Глава 5. ЗАГАДОЧНАЯ СЛУЧАЙНОСТЬ
Они уже собрали чемоданы и сумки, когда появился Сашка. Глянул на собранных в дорогу, спросил удивленно:
— А куда это вы собрались, на ночь глядя? Вы хоть на время посмотрите. Ни одной машины на дороге не поймаете. Автобусы и маршрутки уже не ходят. Случайные — все спят. Даю слово, что до города придется идти пешком. А это не близко.

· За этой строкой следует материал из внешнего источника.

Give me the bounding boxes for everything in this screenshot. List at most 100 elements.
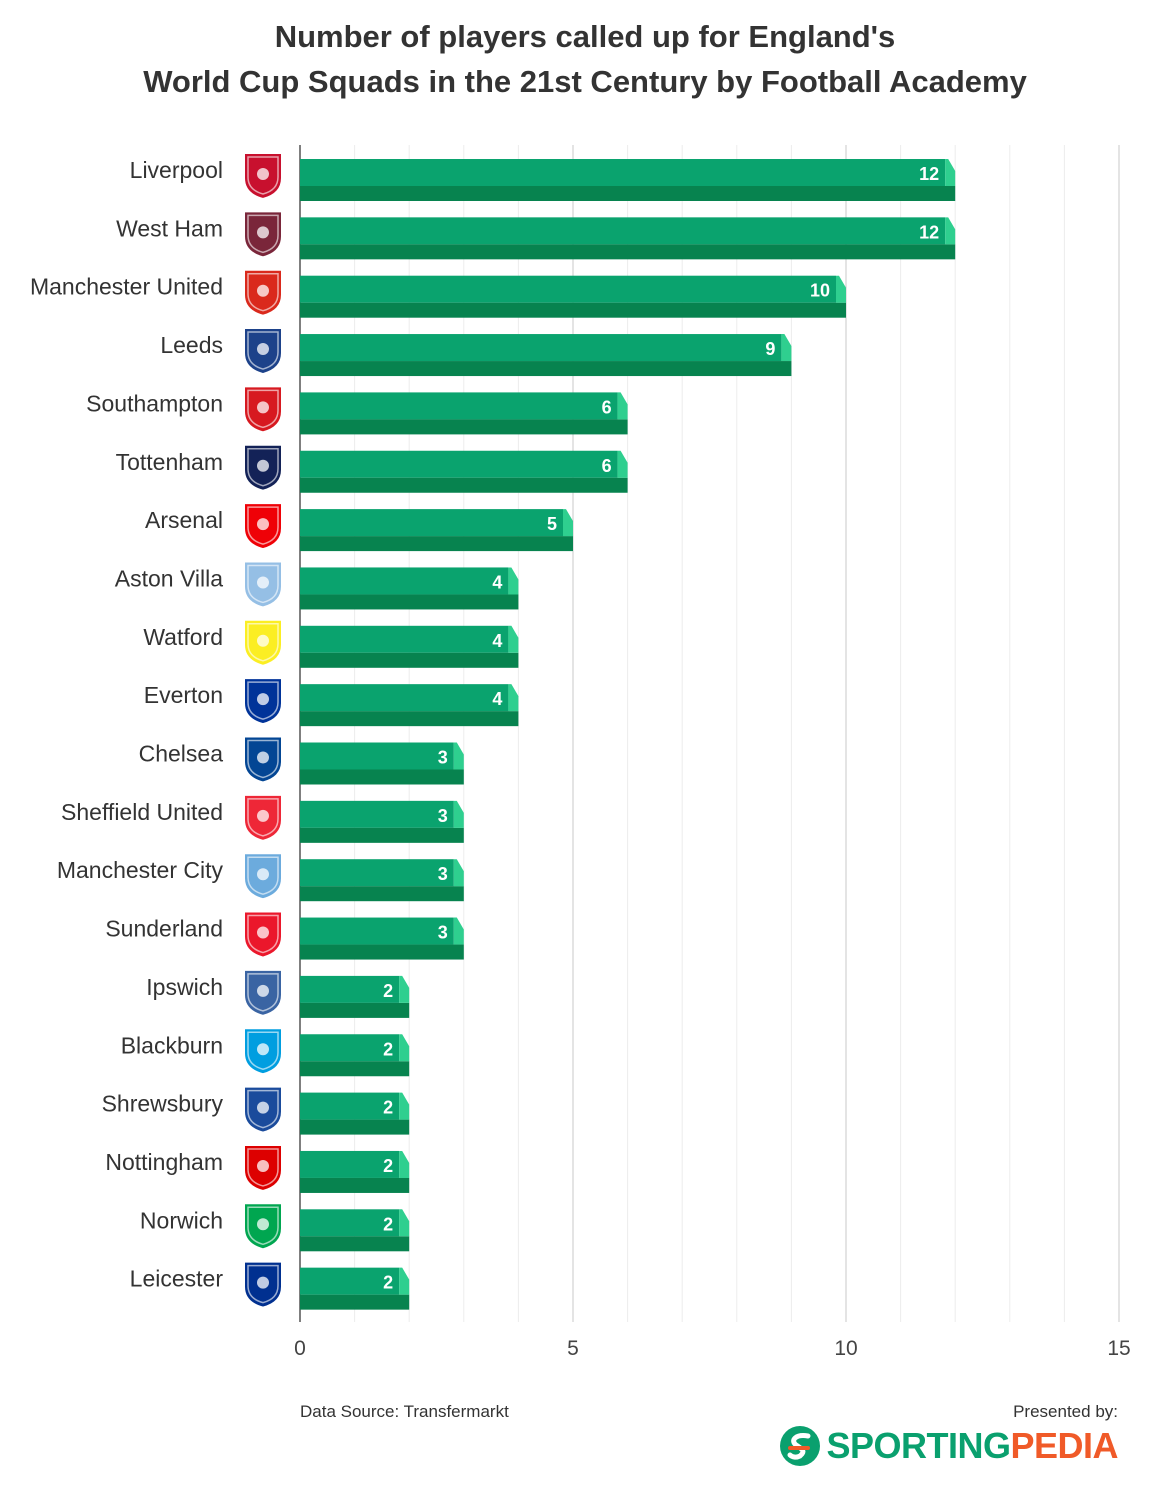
bar-value-label: 2: [383, 1273, 393, 1293]
bar-shadow: [300, 244, 956, 260]
bar-tip: [781, 334, 792, 362]
bar-tip: [399, 1267, 410, 1295]
sportingpedia-logo-icon: [780, 1426, 821, 1466]
bar-shadow: [300, 1236, 410, 1252]
bar-tip: [617, 450, 628, 478]
bar-face: [300, 275, 836, 303]
bar-value-label: 3: [438, 864, 448, 884]
bar-value-label: 4: [492, 631, 502, 651]
bars: 12 12 10 9 6 6 5 4 4 4 3 3 3 3 2 2 2 2 2 2: [300, 159, 956, 1310]
club-badges: [243, 152, 283, 1309]
bar-face: [300, 217, 946, 245]
bar-shadow: [300, 886, 464, 902]
chart-title-line-2: World Cup Squads in the 21st Century by …: [143, 64, 1027, 99]
bar-shadow: [300, 361, 792, 377]
bar-value-label: 3: [438, 806, 448, 826]
bar: 3: [300, 917, 464, 960]
bar-value-label: 2: [383, 1156, 393, 1176]
bar-tip: [453, 859, 464, 887]
club-badge-icon: [243, 1202, 283, 1251]
category-label: Sunderland: [105, 916, 223, 942]
bar-face: [300, 450, 618, 478]
chart-title-line-1: Number of players called up for England'…: [274, 19, 896, 54]
bar-face: [300, 625, 509, 653]
bar-tip: [508, 684, 519, 712]
bar-shadow: [300, 769, 464, 785]
bar-face: [300, 975, 400, 1003]
bar: 6: [300, 450, 628, 493]
bar-face: [300, 334, 782, 362]
bar: 6: [300, 392, 628, 435]
category-label: Shrewsbury: [102, 1091, 224, 1117]
brand-name-part-1: SPORTING: [826, 1425, 1011, 1466]
bar: 5: [300, 509, 573, 552]
bar-value-label: 9: [765, 339, 775, 359]
category-label: West Ham: [116, 215, 223, 241]
bar-tip: [617, 392, 628, 420]
club-badge-icon: [243, 968, 283, 1017]
category-labels: Liverpool West Ham Manchester United Leeds S…: [30, 157, 224, 1292]
bar: 2: [300, 1209, 410, 1252]
bar-face: [300, 1209, 400, 1237]
bar: 3: [300, 742, 464, 785]
bar-tip: [836, 275, 846, 303]
brand-logo: SPORTINGPEDIA: [778, 1424, 1118, 1468]
category-label: Leeds: [160, 332, 223, 358]
bar: 2: [300, 1092, 410, 1135]
bar: 4: [300, 684, 519, 727]
bar-tip: [399, 1034, 410, 1062]
bar-tip: [399, 975, 410, 1003]
bar: 12: [300, 159, 956, 201]
brand-name: SPORTINGPEDIA: [826, 1425, 1118, 1467]
bar-tip: [508, 567, 519, 595]
bar-value-label: 4: [492, 689, 502, 709]
category-label: Manchester United: [30, 274, 223, 300]
bar: 10: [300, 275, 846, 318]
bar-shadow: [300, 711, 519, 727]
bar-face: [300, 1092, 400, 1120]
bar-face: [300, 684, 509, 712]
category-label: Norwich: [140, 1207, 223, 1233]
category-label: Everton: [144, 682, 223, 708]
bar-face: [300, 159, 946, 186]
bar: 2: [300, 1150, 410, 1193]
category-label: Southampton: [86, 390, 223, 416]
bar-face: [300, 1267, 400, 1295]
bar-face: [300, 742, 454, 770]
bar-shadow: [300, 827, 464, 843]
bar: 9: [300, 334, 792, 377]
club-badge-icon: [243, 1085, 283, 1134]
bar: 3: [300, 800, 464, 843]
bar-face: [300, 1150, 400, 1178]
bar-shadow: [300, 944, 464, 960]
bar-shadow: [300, 1119, 410, 1135]
bar-value-label: 4: [492, 572, 502, 592]
presented-by: Presented by:: [1013, 1402, 1118, 1421]
bar: 12: [300, 217, 956, 260]
bar-value-label: 6: [602, 397, 612, 417]
bar-shadow: [300, 186, 956, 201]
bar-face: [300, 800, 454, 828]
bar-value-label: 2: [383, 1214, 393, 1234]
category-label: Arsenal: [145, 507, 223, 533]
club-badge-icon: [243, 327, 283, 376]
club-badge-icon: [243, 1027, 283, 1076]
bar-face: [300, 917, 454, 945]
x-tick-label: 15: [1107, 1337, 1130, 1360]
bar-face: [300, 567, 509, 595]
bar-value-label: 3: [438, 923, 448, 943]
x-tick-label: 0: [294, 1337, 306, 1360]
bar: 2: [300, 1034, 410, 1077]
bar: 2: [300, 975, 410, 1018]
x-axis-ticks: 0 5 10 15: [294, 1337, 1131, 1360]
bar-shadow: [300, 536, 573, 552]
club-badge-icon: [243, 910, 283, 959]
bar-shadow: [300, 652, 519, 668]
bar-value-label: 12: [919, 164, 939, 184]
club-badge-icon: [243, 443, 283, 492]
data-source: Data Source: Transfermarkt: [300, 1402, 509, 1421]
x-tick-label: 5: [567, 1337, 579, 1360]
bar-shadow: [300, 1002, 410, 1018]
bar-tip: [945, 217, 956, 245]
category-label: Sheffield United: [61, 799, 223, 825]
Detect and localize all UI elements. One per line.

— Как же нас одних оставили? — возмутилась Анна.
— Вот и обидно, что как чужих бросили!
— А вы и есть чужие. Только куда они сами подевались? Ушли в такую ночь и не предупредили. Это уже не по-людски. У вас хоть ключи имеются закрыть дом?
— Нет. Нам их не дали, — спохватилась Анна.
— А как же собираетесь уходить, оставив дом открытым каждому прохожему. Я бы на такое не решился. Давайте дождемся кого-то из хозяев, — предложил человек и стал присматривать место для ночлега.
— Вот тут, кажется, все подходит. Два широченных дивана, прекрасная софа, кресла на любой вкус. Спи, где хочешь. Главное, ничего не бояться. Этот дом у нас в деревне единственный такой. Второго, даже чуть похожего, не было никогда. Народ жил бедно. А эти из пархатых. Все прикидывались бедными, но сумели отгрохать хоромы и сами жили, не считая гроши. На что ни глянь, роскошь из каждого угла прет. Это не спрячешь, как ни старайся. Даже ручки на дверях из слоновой кости, да еще с позолотой. Штука не дешевая.
— Кончай чужое считать, язву получишь, — не выдержал Сашка. И добавил:
— Не хотел я сюда приходить на эти похороны. Люди эти мне чужие. С зятем, так и не коре- фанили. Чужим он мне так и остался. Вот мать у него, говорят, совсем иною была, потому в почете всегда держали. И до нынешнего времени. Я мало, что знаю о них, только понаслышке. Семья эта из необычных, загадочная. Один наш зять из лопоухих. Ни хрена не знает и ни в чем не разбирается.
— Таким жить проще, — отозвалась Анна.
— Может дураку всегда легко живется, но н когда ничего не перепадает, потому что дурак.
— Ну, тут ты, дочка, перегнула! Дурак не сумел бы тебя облапошить и жить столько лет, отвоевать у родни такой дом и все, что в нем. Я уж не говорю о сбережениях, а они нималые. Тут нужно хорошие мозги иметь. И я о покойном иного мнения. Что касается его мамаши, я ее не знаю близко, слышал, что была незаурядной женщиной. Не просто умной, а сверходаренной. Такие нынче уже не встречаются.
— Может, вы и правы, — вошел в комнату швейцар. Но на вопрос о ключах от дома лишь руками развел:
— Никогда их не видел и в руках не держал. Мне такое не доверяли, — присел на стул у двери. И заговорил тихо, почти шепотом:
— Хозяйка и впрямь была особой. Ни человек, сущий сатана. Было глянет на свечу, она ярким костром вспыхнет. А случалось и наоборот. Как-то гроза в пшеничное поле угодила. Ну и заполыхало зерно. А тут хозяйка подоспела. Свела руки в крест, упала головой наземь, огонь сам по себе погас и больше не загорался. Это то, что я своими глазами видел, рассказывали случаи и покруче. Нашему барину покойничку до своей мамки никогда не достать. Она сама как молния, а он гнилой пенек. Та была повелительница, а он холуй, — усмехнулся швейцар, и вдруг со стены ни с чего сорвался портрет хозяина, угодил швейцару по голове, тот заохал, свалился на пол, женщины перевязали его, уложили на диван.